Los trabajos de mantenimiento que se realizan en los talleres son muy laboriosos ya que son «totalmente artesanales», matziza el jefe de Taller de Carpintería y Pintura, Pep Orvy. «Muchas piezas se fabrican en estos talleres y las que vienen de fuera se elaboran expresamente para el tren«, explica.

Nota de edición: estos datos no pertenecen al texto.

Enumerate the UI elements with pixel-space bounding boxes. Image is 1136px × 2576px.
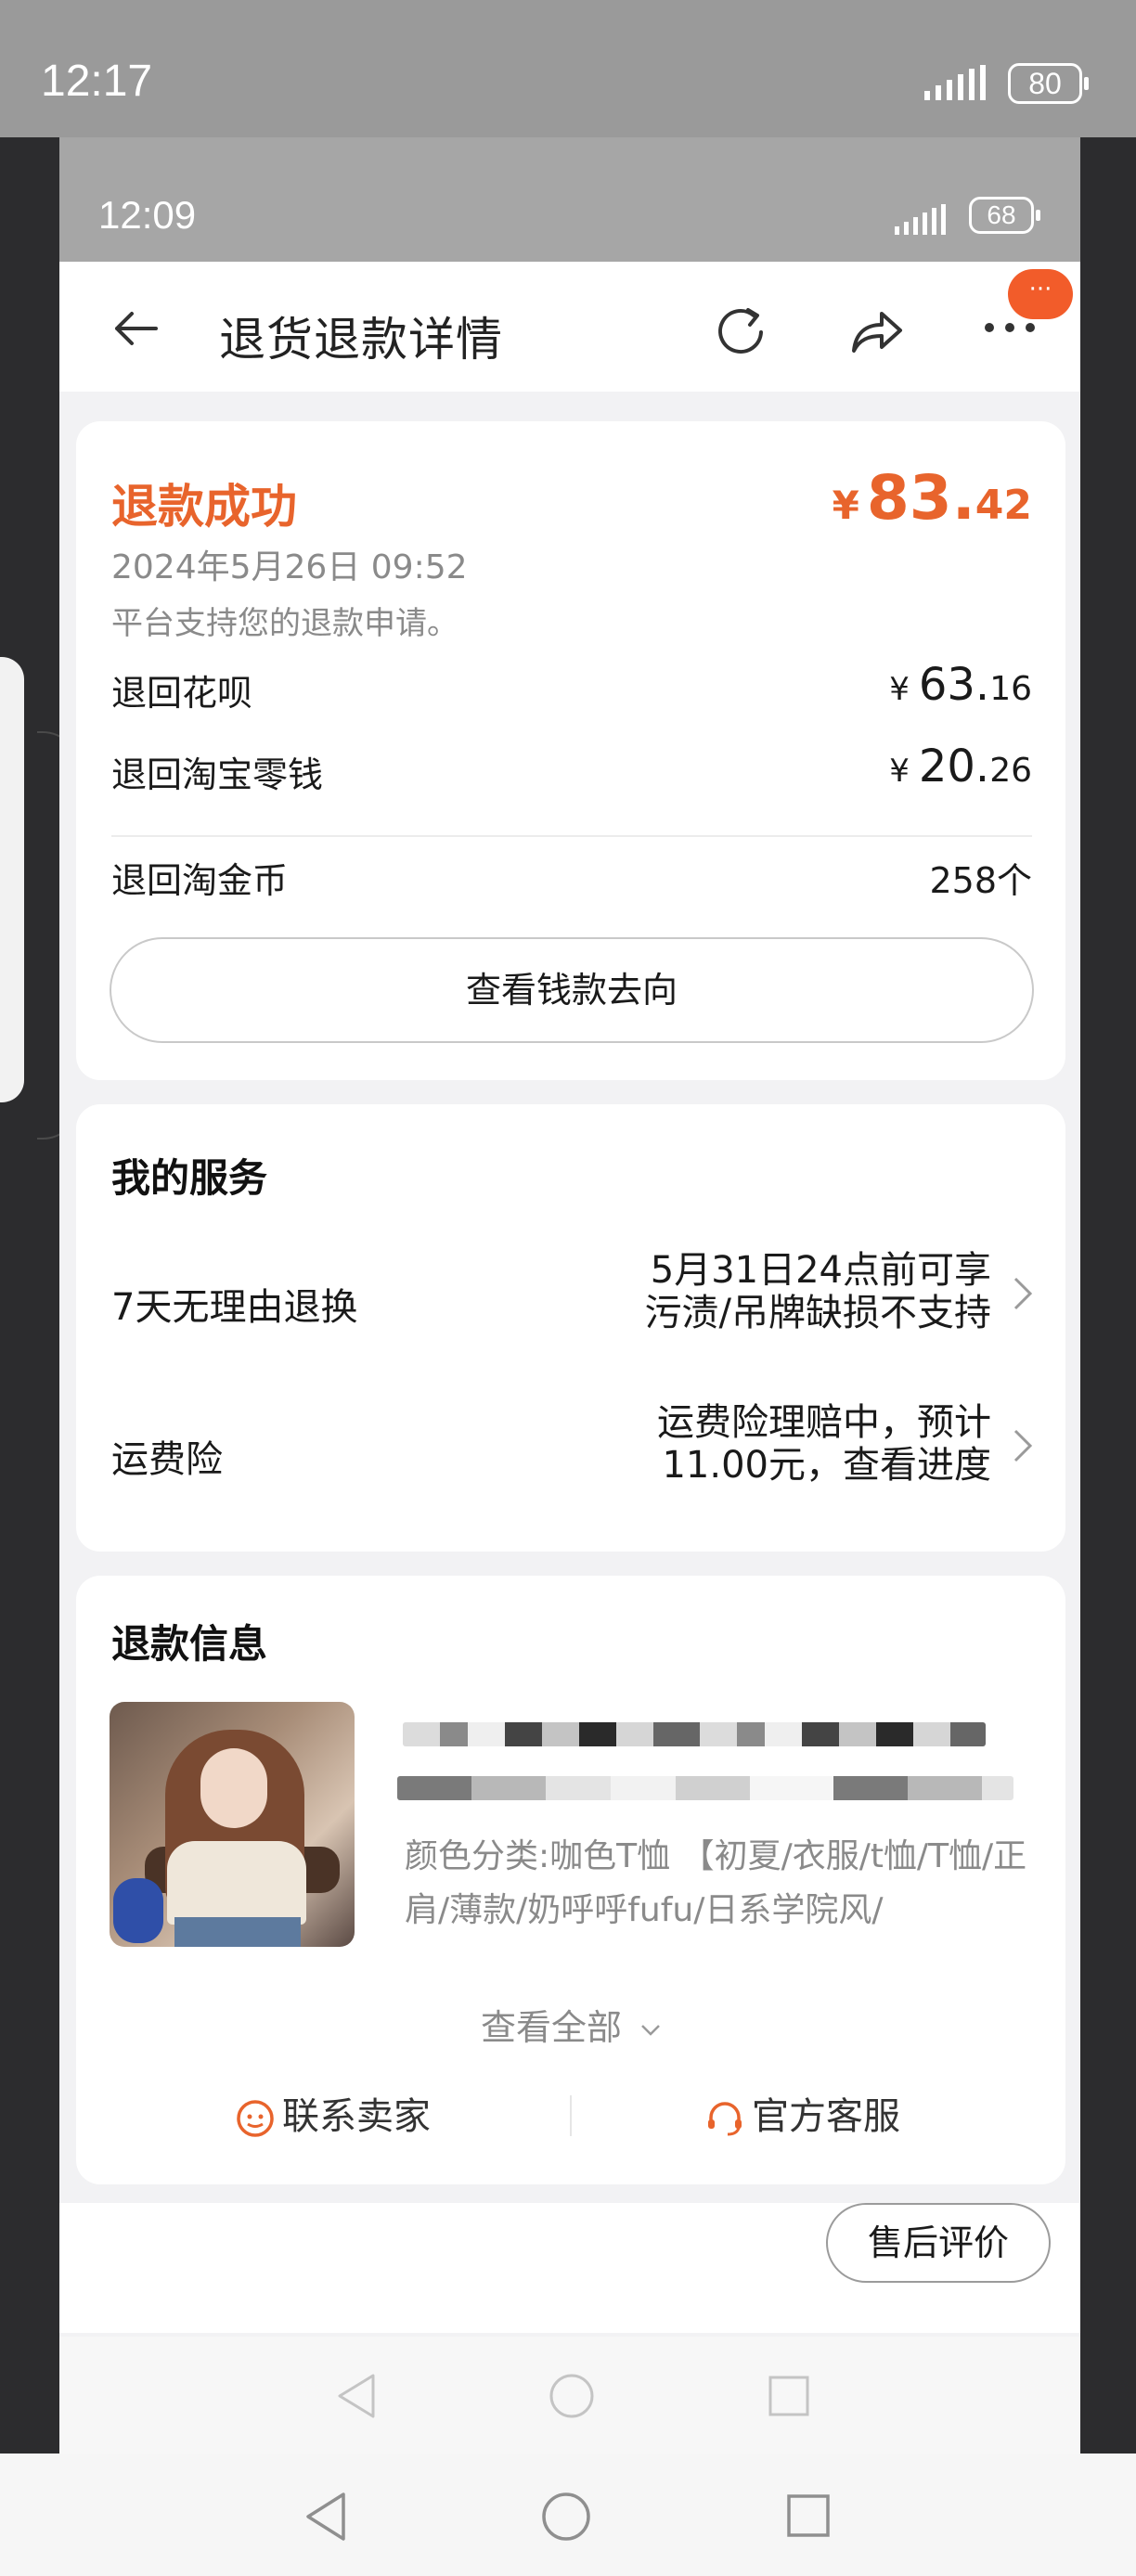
refresh-icon[interactable]: [709, 299, 774, 364]
value-integer: 20.: [918, 741, 990, 792]
nav-recents-icon[interactable]: [767, 2374, 811, 2418]
after-sales-review-button[interactable]: 售后评价: [826, 2203, 1051, 2283]
service-detail[interactable]: 运费险理赔中，预计 11.00元，查看进度: [657, 1401, 991, 1487]
service-detail-line: 5月31日24点前可享: [650, 1249, 991, 1292]
refund-row-value: ¥20.26: [889, 741, 1032, 792]
divider: [111, 835, 1032, 837]
refund-row-value: ¥63.16: [889, 659, 1032, 711]
value-integer: 63.: [918, 659, 990, 711]
divider: [570, 2095, 572, 2136]
track-refund-button[interactable]: 查看钱款去向: [110, 937, 1034, 1043]
refund-status: 退款成功: [111, 480, 297, 534]
see-all-label: 查看全部: [480, 2007, 622, 2048]
service-label[interactable]: 运费险: [111, 1429, 223, 1483]
value-decimal: 26: [989, 752, 1032, 790]
outer-status-bar: 12:17 80: [0, 0, 1136, 137]
official-service-label: 官方客服: [752, 2095, 900, 2138]
refund-row-label: 退回淘宝零钱: [111, 754, 324, 795]
nav-recents-icon[interactable]: [785, 2492, 832, 2539]
nav-home-icon[interactable]: [540, 2491, 592, 2543]
section-title: 退款信息: [111, 1621, 268, 1667]
service-detail-line: 运费险理赔中，预计: [657, 1401, 991, 1444]
inner-status-time: 12:09: [98, 193, 197, 237]
contact-seller-label: 联系卖家: [282, 2095, 431, 2138]
section-title: 我的服务: [111, 1155, 268, 1201]
see-all-link[interactable]: 查看全部: [76, 1999, 1065, 2050]
page-title: 退货退款详情: [219, 313, 503, 367]
official-service-button[interactable]: 官方客服: [704, 2086, 900, 2140]
value-decimal: 16: [989, 670, 1032, 708]
message-badge[interactable]: ···: [1008, 269, 1073, 319]
inner-system-navbar: [59, 2337, 1080, 2454]
blurred-product-title: [403, 1722, 986, 1746]
service-label[interactable]: 7天无理由退换: [111, 1277, 357, 1331]
refund-amount: ¥83.42: [833, 462, 1032, 534]
seller-chat-icon: [237, 2100, 274, 2137]
product-thumbnail[interactable]: [110, 1702, 355, 1947]
nav-back-icon[interactable]: [303, 2491, 349, 2543]
amount-integer: 83.: [866, 462, 975, 534]
outer-system-navbar: [0, 2454, 1136, 2576]
currency-symbol: ¥: [889, 671, 910, 708]
refund-row-label: 退回花呗: [111, 673, 253, 714]
inner-screenshot: 12:09 68 退货退款详情 ··· 退款成功 ¥83.42 2024年5月2…: [59, 137, 1080, 2454]
headset-icon: [708, 2102, 742, 2136]
currency-symbol: ¥: [889, 753, 910, 790]
nav-home-icon[interactable]: [548, 2372, 596, 2420]
top-nav: 退货退款详情 ···: [59, 262, 1080, 392]
chevron-right-icon[interactable]: [1012, 1275, 1034, 1312]
contact-seller-button[interactable]: 联系卖家: [234, 2086, 431, 2140]
amount-decimal: 42: [975, 482, 1032, 529]
bottom-action-bar: 售后评价: [59, 2203, 1080, 2333]
back-arrow-icon[interactable]: [110, 303, 161, 354]
side-handle[interactable]: [0, 657, 24, 1102]
service-detail-line: 11.00元，查看进度: [662, 1444, 991, 1487]
coins-value: 258个: [929, 860, 1032, 901]
share-icon[interactable]: [843, 299, 908, 364]
battery-icon: 80: [1008, 63, 1089, 104]
product-sku: 颜色分类:咖色T恤 【初夏/衣服/t恤/T恤/正肩/薄款/奶呼呼fufu/日系学…: [405, 1837, 1027, 1929]
refund-note: 平台支持您的退款申请。: [111, 605, 458, 642]
currency-symbol: ¥: [832, 483, 859, 528]
nav-back-icon[interactable]: [334, 2372, 379, 2420]
coins-label: 退回淘金币: [111, 860, 289, 901]
services-card: 我的服务 7天无理由退换 5月31日24点前可享 污渍/吊牌缺损不支持 运费险 …: [76, 1104, 1065, 1552]
refund-info-card: 退款信息 颜色分类:咖色T恤 【初夏/衣服/t恤/T恤/正肩/薄款/奶呼呼fuf…: [76, 1576, 1065, 2184]
outer-status-time: 12:17: [41, 57, 153, 106]
service-detail-line: 污渍/吊牌缺损不支持: [644, 1292, 991, 1334]
battery-icon: 68: [969, 197, 1040, 234]
refund-date: 2024年5月26日 09:52: [111, 548, 468, 586]
refund-summary-card: 退款成功 ¥83.42 2024年5月26日 09:52 平台支持您的退款申请。…: [76, 421, 1065, 1080]
signal-icon: [895, 204, 946, 235]
service-detail[interactable]: 5月31日24点前可享 污渍/吊牌缺损不支持: [645, 1249, 991, 1334]
signal-icon: [924, 65, 986, 100]
chevron-right-icon[interactable]: [1012, 1427, 1034, 1464]
inner-status-bar: 12:09 68: [59, 137, 1080, 262]
blurred-product-title: [397, 1776, 1013, 1800]
chevron-down-icon: [641, 2024, 660, 2036]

El Ferrocarril de Sóller une desde 1912 las ciudades de Palma y Sóller a través de 27 kilómetros de bellos paisajes y que conserva su carácter y estructura original a la perfección. Movido gracias a un automotor de tracción eléctrica, el tren de Sóller es el único de estas características que se encuentra actualmente en funcionamiento. A lo largo de su recorrido se desliza por trece túneles que atraviesan la Sierra de Tramuntana llegando en una hora a su destino final: Sóller, un pueblo que combina el encanto Mediterráneo con el aire cosmopolita de un puerto comercial abierto a Europa. Es actualmente una de las pocas líneas ferroviarias privadas de España, ya que la gestiona la empresa Ferrocarril de Sóller S.A.

Recientemente un grupo de inversores de la isla realizó una oferta para hacerse con la propiedad del transporte turístico, pero las negociaciones no llegaron a culminarse. Fuentes cercanas a la empresa aseguran que el tren de Sóller mantendrá la titularidad actual mientras puedan sostener la viabilidad del proyecto que tiene una gran aceptación entre los turistas.